Tree - POJ 3237 树链刨分

Tree

Time Limit: 5000MS		Memory Limit: 131072K
Total Submissions: 6101		Accepted: 1671

Description

You are given a tree with N nodes. The tree’s nodes are numbered 1 through N and its edges are numbered 1 through N − 1. Each edge is associated with a weight. Then you are to execute a series of instructions on the tree.

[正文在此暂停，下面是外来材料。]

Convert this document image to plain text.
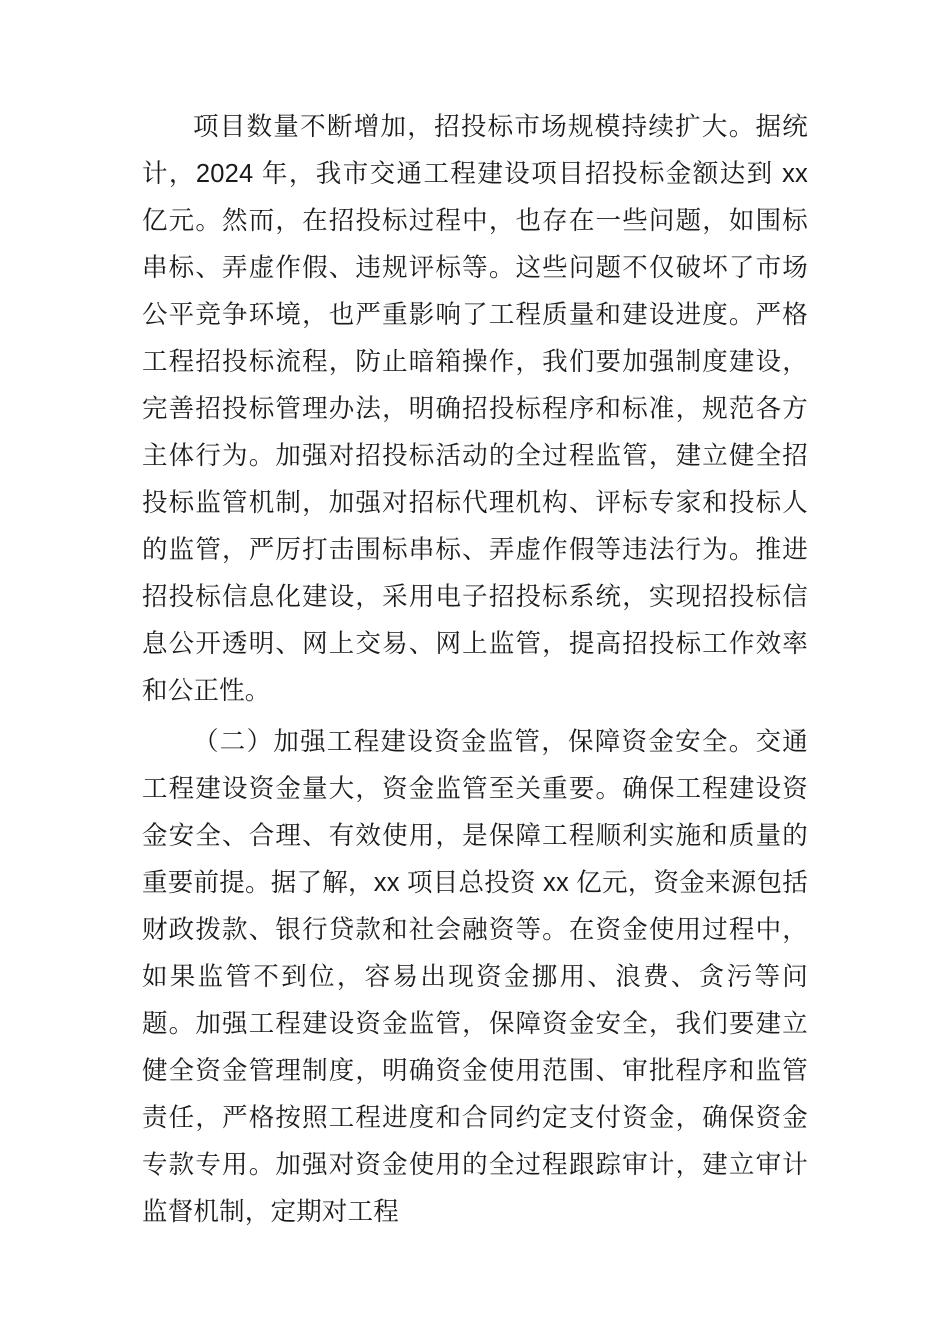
项目数量不断增加，招投标市场规模持续扩大。据统计，2024 年，我市交通工程建设项目招投标金额达到 xx 亿元。然而，在招投标过程中，也存在一些问题，如围标串标、弄虚作假、违规评标等。这些问题不仅破坏了市场公平竞争环境，也严重影响了工程质量和建设进度。严格工程招投标流程，防止暗箱操作，我们要加强制度建设，完善招投标管理办法，明确招投标程序和标准，规范各方主体行为。加强对招投标活动的全过程监管，建立健全招投标监管机制，加强对招标代理机构、评标专家和投标人的监管，严厉打击围标串标、弄虚作假等违法行为。推进招投标信息化建设，采用电子招投标系统，实现招投标信息公开透明、网上交易、网上监管，提高招投标工作效率和公正性。

（二）加强工程建设资金监管，保障资金安全。交通工程建设资金量大，资金监管至关重要。确保工程建设资金安全、合理、有效使用，是保障工程顺利实施和质量的重要前提。据了解，xx 项目总投资 xx 亿元，资金来源包括财政拨款、银行贷款和社会融资等。在资金使用过程中，如果监管不到位，容易出现资金挪用、浪费、贪污等问题。加强工程建设资金监管，保障资金安全，我们要建立健全资金管理制度，明确资金使用范围、审批程序和监管责任，严格按照工程进度和合同约定支付资金，确保资金专款专用。加强对资金使用的全过程跟踪审计，建立审计监督机制，定期对工程
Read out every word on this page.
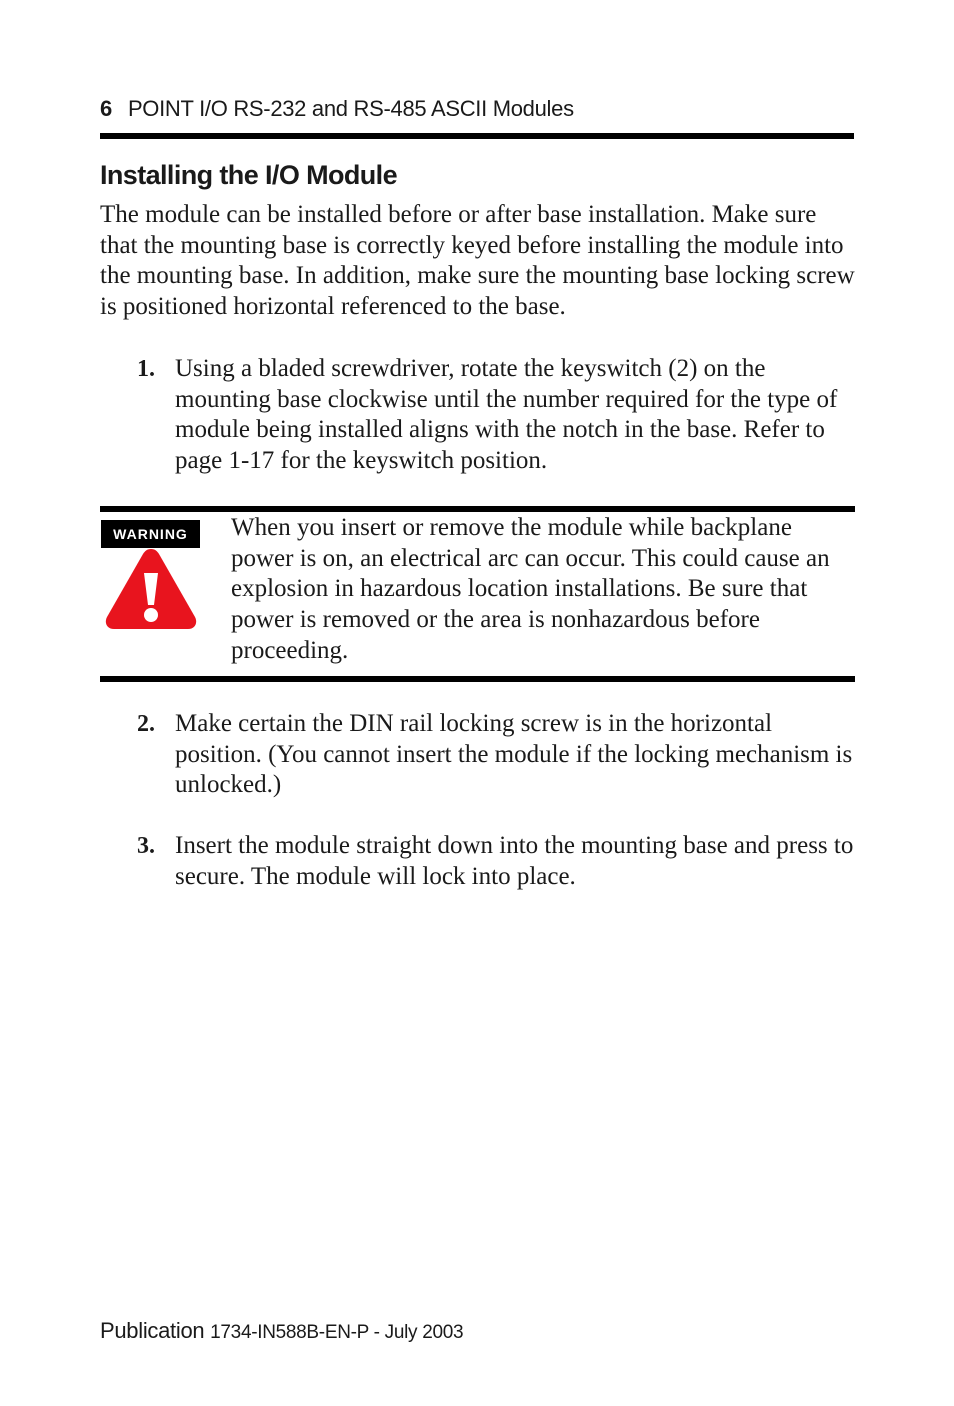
6 POINT I/O RS-232 and RS-485 ASCII Modules
Installing the I/O Module

The module can be installed before or after base installation. Make sure that the mounting base is correctly keyed before installing the module into the mounting base. In addition, make sure the mounting base locking screw is positioned horizontal referenced to the base.

1. Using a bladed screwdriver, rotate the keyswitch (2) on the mounting base clockwise until the number required for the type of module being installed aligns with the notch in the base. Refer to page 1-17 for the keyswitch position.

WARNING	When you insert or remove the module while backplane power is on, an electrical arc can occur. This could cause an explosion in hazardous location installations. Be sure that power is removed or the area is nonhazardous before proceeding.

2. Make certain the DIN rail locking screw is in the horizontal position. (You cannot insert the module if the locking mechanism is unlocked.)

3. Insert the module straight down into the mounting base and press to secure. The module will lock into place.

Publication 1734-IN588B-EN-P - July 2003
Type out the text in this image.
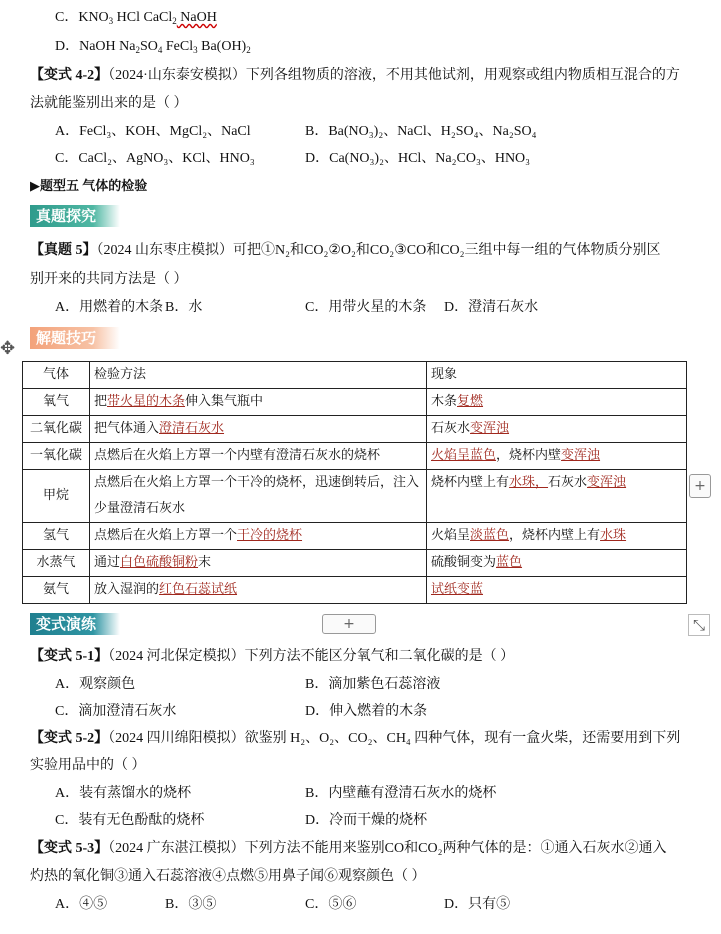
C．$KNO_3$ HCl CaCl$_2$ NaOH
D．NaOH $Na_2SO_4$ FeCl$_3$ $Ba(OH)_2$
【变式 4-2】（2024·山东泰安模拟）下列各组物质的溶液，不用其他试剂，用观察或组内物质相互混合的方
法就能鉴别出来的是（ ）
A．FeCl₃、KOH、MgCl₂、NaCl	B．Ba(NO₃)₂、NaCl、H₂SO₄、Na₂SO₄
C．CaCl₂、AgNO₃、KCl、HNO₃	D．Ca(NO₃)₂、HCl、Na₂CO₃、HNO₃
▶题型五 气体的检验
真题探究
【真题 5】（2024 山东枣庄模拟）可把①N₂和CO₂②O₂和CO₂③CO和CO₂三组中每一组的气体物质分别区
别开来的共同方法是（ ）
A．用燃着的木条 B．水	C．用带火星的木条 D．澄清石灰水
✥	解题技巧
气体	检验方法	现象
氧气	把带火星的木条伸入集气瓶中	木条复燃
二氧化碳	把气体通入澄清石灰水	石灰水变浑浊
一氧化碳	点燃后在火焰上方罩一个内壁有澄清石灰水的烧杯	火焰呈蓝色，烧杯内壁变浑浊
甲烷	点燃后在火焰上方罩一个干冷的烧杯，迅速倒转后，注入少量澄清石灰水	烧杯内壁上有水珠，石灰水变浑浊
氢气	点燃后在火焰上方罩一个干冷的烧杯	火焰呈淡蓝色，烧杯内壁上有水珠
水蒸气	通过白色硫酸铜粉末	硫酸铜变为蓝色
氨气	放入湿润的红色石蕊试纸	试纸变蓝
+
+	⤡
变式演练
【变式 5-1】（2024 河北保定模拟）下列方法不能区分氧气和二氧化碳的是（ ）
A．观察颜色	B．滴加紫色石蕊溶液
C．滴加澄清石灰水	D．伸入燃着的木条
【变式 5-2】（2024 四川绵阳模拟）欲鉴别 H₂、O₂、CO₂、CH₄ 四种气体，现有一盒火柴，还需要用到下列
实验用品中的（ ）
A．装有蒸馏水的烧杯	B．内壁蘸有澄清石灰水的烧杯
C．装有无色酚酞的烧杯	D．冷而干燥的烧杯
【变式 5-3】（2024 广东湛江模拟）下列方法不能用来鉴别CO和CO₂两种气体的是：①通入石灰水②通入
灼热的氧化铜③通入石蕊溶液④点燃⑤用鼻子闻⑥观察颜色（ ）
A．④⑤	B．③⑤	C．⑤⑥	D．只有⑤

The instructions can be one of the following forms:

CHANGE i v	Change the weight of the ith edge to v
NEGATE a b	Negate the weight of every edge on the path from a to b
QUERY a b	Find the maximum weight of edges on the path from a to b

Input

The input contains multiple test cases. The first line of input contains an integer t (t ≤ 20), the number of test cases. Then follow the test cases.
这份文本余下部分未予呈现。